Comment by lxgr
2 years ago
That would have been nice, but not backwards compatible with millions of POS terminals and payment processing setups out there.
One big advantage of contactless card payments as implemented in most countries is that you can seamlessly introduce it, making it look like a regular chip or even magnetic stripe transaction to the POS and everything behind it.
With the recent new QR systems around Southeast Asia, they got around this by adding support to existing terminals with just a software update. They print out the QR code for the payer to scan. It’s a bit janky, but works until the merchant updates their terminal to one with a screen capable of displaying the QR.
It might work for some use cases, but being able to receive a payment is often only part of the story. There's reconciliation, settlement, refunds, tax reporting, handling of/liability for fraud disputes and much more.
For example, consider a rental car agency or a hotel reservation. These usually make extensive use of the pre-authorization "feature" [1] of credit cards to reserve a deposit without actually charging it before the final billing amount is known. After a rental car is returned, toll charges are often posted to the card weeks or months after the rental.
QR payment systems often don't support these use cases at all (since they're usually payer-initiated and confirmed); and even if they did, chances are that their API semantics are sufficiently different from credit cards as to require significant reworking of the POS and/or backoffice systems of the merchant.

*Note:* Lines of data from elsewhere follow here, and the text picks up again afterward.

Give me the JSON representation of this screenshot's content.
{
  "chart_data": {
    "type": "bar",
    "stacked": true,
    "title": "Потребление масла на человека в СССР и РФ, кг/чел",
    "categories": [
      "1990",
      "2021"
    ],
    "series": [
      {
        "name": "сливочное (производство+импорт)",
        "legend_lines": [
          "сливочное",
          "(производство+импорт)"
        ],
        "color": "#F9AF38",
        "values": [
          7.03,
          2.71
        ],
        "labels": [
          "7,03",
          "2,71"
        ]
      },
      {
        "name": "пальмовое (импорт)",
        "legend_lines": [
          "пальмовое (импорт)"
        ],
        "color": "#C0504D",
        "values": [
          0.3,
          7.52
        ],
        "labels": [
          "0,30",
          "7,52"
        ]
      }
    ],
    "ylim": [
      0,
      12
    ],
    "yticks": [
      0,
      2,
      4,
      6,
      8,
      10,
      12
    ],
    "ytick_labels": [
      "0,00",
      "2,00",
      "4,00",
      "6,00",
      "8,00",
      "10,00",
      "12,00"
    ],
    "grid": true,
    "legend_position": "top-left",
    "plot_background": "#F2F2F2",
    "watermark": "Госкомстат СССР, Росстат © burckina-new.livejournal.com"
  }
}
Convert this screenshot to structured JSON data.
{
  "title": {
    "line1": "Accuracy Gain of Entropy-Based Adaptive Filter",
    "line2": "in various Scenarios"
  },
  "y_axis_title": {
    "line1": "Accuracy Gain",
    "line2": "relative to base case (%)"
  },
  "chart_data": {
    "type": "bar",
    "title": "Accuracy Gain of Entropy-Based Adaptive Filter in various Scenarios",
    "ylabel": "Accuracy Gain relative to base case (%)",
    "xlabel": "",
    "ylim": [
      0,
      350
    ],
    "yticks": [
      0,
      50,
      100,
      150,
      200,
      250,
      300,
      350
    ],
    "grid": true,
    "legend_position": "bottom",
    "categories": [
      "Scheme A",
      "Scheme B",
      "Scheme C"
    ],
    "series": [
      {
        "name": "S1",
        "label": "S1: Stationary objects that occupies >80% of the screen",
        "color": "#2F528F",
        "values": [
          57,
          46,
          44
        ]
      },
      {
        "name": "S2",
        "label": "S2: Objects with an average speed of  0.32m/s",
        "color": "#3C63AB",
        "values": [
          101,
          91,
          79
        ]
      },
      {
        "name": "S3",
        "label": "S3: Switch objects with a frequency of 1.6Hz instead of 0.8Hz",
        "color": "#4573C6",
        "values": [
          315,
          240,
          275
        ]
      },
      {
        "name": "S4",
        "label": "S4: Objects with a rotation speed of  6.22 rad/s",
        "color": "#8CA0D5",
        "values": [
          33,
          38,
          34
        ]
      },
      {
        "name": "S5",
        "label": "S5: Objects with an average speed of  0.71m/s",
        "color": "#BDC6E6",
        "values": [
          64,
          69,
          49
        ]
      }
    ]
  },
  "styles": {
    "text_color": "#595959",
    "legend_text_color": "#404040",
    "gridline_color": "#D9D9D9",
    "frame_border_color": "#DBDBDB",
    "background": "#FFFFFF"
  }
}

[1] It's actually more of a historical artifact of how authorization and clearing/settlement used to, and to some extent still do, run over almost completely independent rails, but for some use cases, this can actually simplify things.
> It might work for some use cases, but being able to receive a payment is often only part of the story. There's reconciliation, settlement, refunds, tax reporting, handling of/liability for fraud disputes and much more.
Disputes are quite simplified by the fact that this is always a "customer present" transaction; the platforms generally simply do not provide the ability for the payer to dispute and this is understood by the payer.
Refunds are fully supported by every QR system in wide use. Reporting and reconciliation is different but not a problem; the QR service providers all integrate with POS systems and accounting systems.
In many cases in these markets, merchants and consumers both went from dealing mostly with cash to dealing mostly with QR, so there is less of a legacy issue.
> For example, consider a rental car agency or a hotel reservation. These usually make extensive use of the pre-authorization "feature" [1] of credit cards to reserve a deposit without actually charging it before the final billing amount is known. After a rental car is returned, toll charges are often posted to the card weeks or months after the rental.
> QR payment systems often don't support these use cases at all (since they're usually payer-initiated and confirmed); and even if they did, chances are that their API semantics are sufficiently different from credit cards as to require significant reworking of the POS and/or backoffice systems of the merchant.
Bharat QR (India), Alipay & WeChat Pay (China) and QRIS (Indonesia) all support pre-auth and are widely accepted for hotels and car rentals in their respective markets.
Sure, the APIs are different, but that hasn't prevented almost universal adoption in the world's largest and second-largest markets (India & China) and rapid ongoing adoption in the world's fourth-largest (Indonesia).